On March 15, 2025, the United States Agency for Global Media terminated grants to the Middle East Broadcasting Networks, Radio Free Europe/Radio Liberty and Radio Free Asia following a directive from the Trump Administration. As a result, MBN was forced to furlough over 90% of its staff and drastically reduce its programming. This abrupt funding cut, which was part of a broader executive order to dismantle USAGM, led MBN to file a lawsuit against the Trump administration, arguing the termination violated congressional appropriations and the U.S. Constitution. The courts responded with a preliminary injunction to block the shutdown and restore some protections for international broadcasters like MBN, but ongoing appeals kept the organization’s future uncertain and operations significantly curtailed.

The funding cuts received criticism from press freedom organizations, including the Committee to Protect Journalists, which argued that the move undermined the United States’ stated commitment to supporting free and independent media in the Middle East and North Africa region.
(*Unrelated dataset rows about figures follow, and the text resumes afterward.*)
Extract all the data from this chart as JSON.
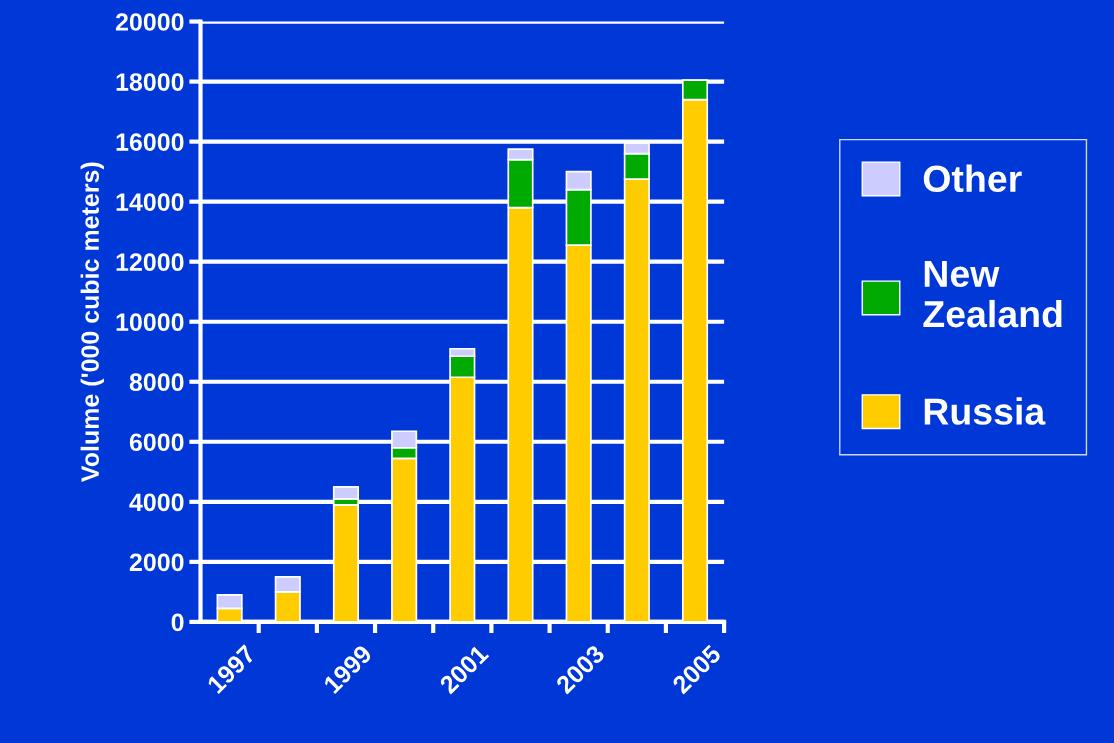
{
  "chart_data": {
    "type": "bar",
    "stacked": true,
    "ylabel": "Volume ('000 cubic meters)",
    "categories": [
      "1997",
      null,
      "1999",
      null,
      "2001",
      null,
      "2003",
      null,
      "2005"
    ],
    "series": [
      {
        "name": "Russia",
        "color": "#ffcc00",
        "values": [
          450,
          1000,
          3900,
          5450,
          8150,
          13800,
          12550,
          14750,
          17400
        ]
      },
      {
        "name": "New Zealand",
        "color": "#00aa00",
        "values": [
          null,
          null,
          200,
          350,
          700,
          1600,
          1850,
          850,
          650
        ]
      },
      {
        "name": "Other",
        "color": "#ccccff",
        "values": [
          450,
          500,
          400,
          550,
          250,
          350,
          600,
          350,
          null
        ]
      }
    ],
    "ylim": [
      0,
      20000
    ],
    "yticks": [
      0,
      2000,
      4000,
      6000,
      8000,
      10000,
      12000,
      14000,
      16000,
      18000,
      20000
    ],
    "grid": "y",
    "legend": "right"
  }
}
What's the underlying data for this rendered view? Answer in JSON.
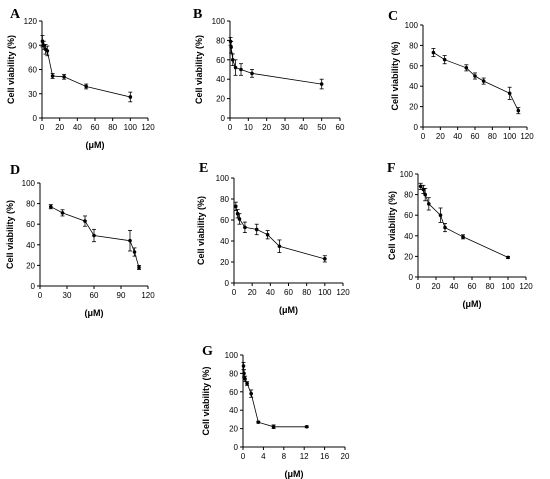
{
  "figure": {
    "panels_order": [
      "A",
      "B",
      "C",
      "D",
      "E",
      "F",
      "G"
    ]
  },
  "chart_data": [
    {
      "panel": "A",
      "type": "line",
      "title": "",
      "xlabel": "(μM)",
      "ylabel": "Cell viability (%)",
      "xlim": [
        0,
        120
      ],
      "ylim": [
        0,
        120
      ],
      "xticks": [
        0,
        20,
        40,
        60,
        80,
        100,
        120
      ],
      "yticks": [
        0,
        30,
        60,
        90,
        120
      ],
      "points": [
        {
          "x": 0.5,
          "y": 95,
          "err": 7
        },
        {
          "x": 2,
          "y": 90,
          "err": 5
        },
        {
          "x": 4,
          "y": 85,
          "err": 6
        },
        {
          "x": 6,
          "y": 83,
          "err": 6
        },
        {
          "x": 12,
          "y": 52,
          "err": 3
        },
        {
          "x": 25,
          "y": 51,
          "err": 3
        },
        {
          "x": 50,
          "y": 39,
          "err": 3
        },
        {
          "x": 100,
          "y": 26,
          "err": 6
        }
      ]
    },
    {
      "panel": "B",
      "type": "line",
      "title": "",
      "xlabel": "",
      "ylabel": "Cell viability (%)",
      "xlim": [
        0,
        60
      ],
      "ylim": [
        0,
        100
      ],
      "xticks": [
        0,
        10,
        20,
        30,
        40,
        50,
        60
      ],
      "yticks": [
        0,
        20,
        40,
        60,
        80,
        100
      ],
      "points": [
        {
          "x": 0.3,
          "y": 79,
          "err": 4
        },
        {
          "x": 0.6,
          "y": 73,
          "err": 6
        },
        {
          "x": 1.5,
          "y": 60,
          "err": 6
        },
        {
          "x": 3,
          "y": 52,
          "err": 8
        },
        {
          "x": 6,
          "y": 50,
          "err": 6
        },
        {
          "x": 12,
          "y": 46,
          "err": 4
        },
        {
          "x": 50,
          "y": 35,
          "err": 5
        }
      ]
    },
    {
      "panel": "C",
      "type": "line",
      "title": "",
      "xlabel": "",
      "ylabel": "Cell viability (%)",
      "xlim": [
        0,
        120
      ],
      "ylim": [
        0,
        100
      ],
      "xticks": [
        0,
        20,
        40,
        60,
        80,
        100,
        120
      ],
      "yticks": [
        0,
        20,
        40,
        60,
        80,
        100
      ],
      "points": [
        {
          "x": 12,
          "y": 73,
          "err": 4
        },
        {
          "x": 25,
          "y": 66,
          "err": 4
        },
        {
          "x": 50,
          "y": 58,
          "err": 3
        },
        {
          "x": 60,
          "y": 50,
          "err": 3
        },
        {
          "x": 70,
          "y": 45,
          "err": 3
        },
        {
          "x": 100,
          "y": 33,
          "err": 6
        },
        {
          "x": 110,
          "y": 16,
          "err": 3
        }
      ]
    },
    {
      "panel": "D",
      "type": "line",
      "title": "",
      "xlabel": "(μM)",
      "ylabel": "Cell viability (%)",
      "xlim": [
        0,
        120
      ],
      "ylim": [
        0,
        100
      ],
      "xticks": [
        0,
        30,
        60,
        90,
        120
      ],
      "yticks": [
        0,
        20,
        40,
        60,
        80,
        100
      ],
      "points": [
        {
          "x": 12,
          "y": 77,
          "err": 2
        },
        {
          "x": 25,
          "y": 71,
          "err": 3
        },
        {
          "x": 50,
          "y": 63,
          "err": 5
        },
        {
          "x": 60,
          "y": 49,
          "err": 6
        },
        {
          "x": 100,
          "y": 44,
          "err": 10
        },
        {
          "x": 105,
          "y": 33,
          "err": 4
        },
        {
          "x": 110,
          "y": 18,
          "err": 2
        }
      ]
    },
    {
      "panel": "E",
      "type": "line",
      "title": "",
      "xlabel": "(μM)",
      "ylabel": "Cell viability (%)",
      "xlim": [
        0,
        120
      ],
      "ylim": [
        0,
        100
      ],
      "xticks": [
        0,
        20,
        40,
        60,
        80,
        100,
        120
      ],
      "yticks": [
        0,
        20,
        40,
        60,
        80,
        100
      ],
      "points": [
        {
          "x": 2,
          "y": 73,
          "err": 4
        },
        {
          "x": 4,
          "y": 66,
          "err": 4
        },
        {
          "x": 6,
          "y": 61,
          "err": 5
        },
        {
          "x": 12,
          "y": 53,
          "err": 5
        },
        {
          "x": 25,
          "y": 51,
          "err": 5
        },
        {
          "x": 37,
          "y": 46,
          "err": 4
        },
        {
          "x": 50,
          "y": 35,
          "err": 6
        },
        {
          "x": 100,
          "y": 23,
          "err": 3
        }
      ]
    },
    {
      "panel": "F",
      "type": "line",
      "title": "",
      "xlabel": "(μM)",
      "ylabel": "Cell viability (%)",
      "xlim": [
        0,
        120
      ],
      "ylim": [
        0,
        100
      ],
      "xticks": [
        0,
        20,
        40,
        60,
        80,
        100,
        120
      ],
      "yticks": [
        0,
        20,
        40,
        60,
        80,
        100
      ],
      "points": [
        {
          "x": 3,
          "y": 88,
          "err": 3
        },
        {
          "x": 6,
          "y": 85,
          "err": 4
        },
        {
          "x": 8,
          "y": 80,
          "err": 6
        },
        {
          "x": 12,
          "y": 71,
          "err": 6
        },
        {
          "x": 25,
          "y": 60,
          "err": 7
        },
        {
          "x": 30,
          "y": 48,
          "err": 4
        },
        {
          "x": 50,
          "y": 39,
          "err": 2
        },
        {
          "x": 100,
          "y": 19,
          "err": 1
        }
      ]
    },
    {
      "panel": "G",
      "type": "line",
      "title": "",
      "xlabel": "(μM)",
      "ylabel": "Cell viability (%)",
      "xlim": [
        0,
        20
      ],
      "ylim": [
        0,
        100
      ],
      "xticks": [
        0,
        4,
        8,
        12,
        16,
        20
      ],
      "yticks": [
        0,
        20,
        40,
        60,
        80,
        100
      ],
      "points": [
        {
          "x": 0.1,
          "y": 88,
          "err": 4
        },
        {
          "x": 0.2,
          "y": 80,
          "err": 4
        },
        {
          "x": 0.4,
          "y": 74,
          "err": 3
        },
        {
          "x": 0.8,
          "y": 69,
          "err": 2
        },
        {
          "x": 1.6,
          "y": 58,
          "err": 4
        },
        {
          "x": 3,
          "y": 27,
          "err": 1
        },
        {
          "x": 6,
          "y": 22,
          "err": 2
        },
        {
          "x": 12.5,
          "y": 22,
          "err": 1
        }
      ]
    }
  ]
}
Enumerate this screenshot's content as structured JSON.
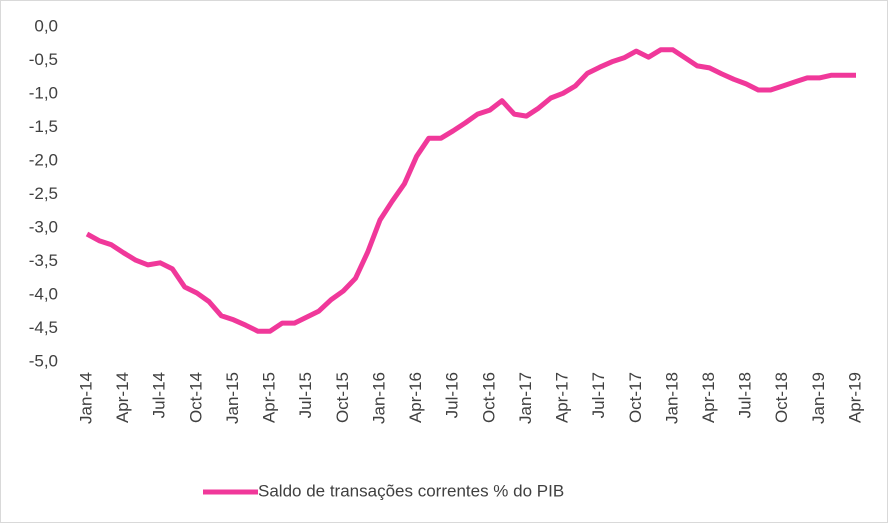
{
  "chart_data": {
    "type": "line",
    "categories": [
      "Jan-14",
      null,
      null,
      "Apr-14",
      null,
      null,
      "Jul-14",
      null,
      null,
      "Oct-14",
      null,
      null,
      "Jan-15",
      null,
      null,
      "Apr-15",
      null,
      null,
      "Jul-15",
      null,
      null,
      "Oct-15",
      null,
      null,
      "Jan-16",
      null,
      null,
      "Apr-16",
      null,
      null,
      "Jul-16",
      null,
      null,
      "Oct-16",
      null,
      null,
      "Jan-17",
      null,
      null,
      "Apr-17",
      null,
      null,
      "Jul-17",
      null,
      null,
      "Oct-17",
      null,
      null,
      "Jan-18",
      null,
      null,
      "Apr-18",
      null,
      null,
      "Jul-18",
      null,
      null,
      "Oct-18",
      null,
      null,
      "Jan-19",
      null,
      null,
      "Apr-19"
    ],
    "series": [
      {
        "name": "Saldo de transações correntes % do PIB",
        "color": "#f0389a",
        "values": [
          -3.09,
          -3.19,
          -3.25,
          -3.37,
          -3.48,
          -3.55,
          -3.52,
          -3.61,
          -3.88,
          -3.97,
          -4.1,
          -4.31,
          -4.37,
          -4.45,
          -4.54,
          -4.54,
          -4.42,
          -4.42,
          -4.33,
          -4.24,
          -4.07,
          -3.94,
          -3.75,
          -3.36,
          -2.88,
          -2.6,
          -2.34,
          -1.93,
          -1.66,
          -1.66,
          -1.55,
          -1.43,
          -1.3,
          -1.24,
          -1.1,
          -1.3,
          -1.33,
          -1.21,
          -1.06,
          -0.99,
          -0.88,
          -0.69,
          -0.6,
          -0.52,
          -0.46,
          -0.36,
          -0.45,
          -0.34,
          -0.34,
          -0.46,
          -0.58,
          -0.61,
          -0.7,
          -0.78,
          -0.85,
          -0.94,
          -0.94,
          -0.88,
          -0.82,
          -0.76,
          -0.76,
          -0.72,
          -0.72,
          -0.72
        ]
      }
    ],
    "ylim": [
      -5,
      0
    ],
    "yticks": [
      {
        "value": 0,
        "label": "0,0"
      },
      {
        "value": -0.5,
        "label": "-0,5"
      },
      {
        "value": -1,
        "label": "-1,0"
      },
      {
        "value": -1.5,
        "label": "-1,5"
      },
      {
        "value": -2,
        "label": "-2,0"
      },
      {
        "value": -2.5,
        "label": "-2,5"
      },
      {
        "value": -3,
        "label": "-3,0"
      },
      {
        "value": -3.5,
        "label": "-3,5"
      },
      {
        "value": -4,
        "label": "-4,0"
      },
      {
        "value": -4.5,
        "label": "-4,5"
      },
      {
        "value": -5,
        "label": "-5,0"
      }
    ],
    "grid": false,
    "legend": "bottom"
  }
}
The organization and its staff defied the executive order and initially remained on the air while considering legal action to challenge the presidential directive. After ceasing television broadcasts, MBN’s remaining digital platforms — including its website (Alhurra.com) and official Facebook and YouTube channels — have provided real-time coverage of major events like the Israel–Iran conflict, drawing millions of online viewers even as the network’s future remained uncertain.

==Programming==

Alhurra has increasingly emphasized digital-first, multimedia content tailored for online and mobile audiences in the Middle East and North Africa. The network produces original short-form video features, social-first series, and investigative content distributed across platforms such as YouTube and other digital outlets.

Featured segments include:

- Debatable with Ibrahim Eissa.
- The Diplomat, hosted by Joe Kawly, a podcast that offers listeners a behind-the-scenes look at U.S. foreign policy.
- Bitter Sweet, hosted by Rami El Amine.
- What’s the Story, hosted by Aya Elbaz.
- Close Up, hosted by Randa Jebai, is a multimedia investigative segment.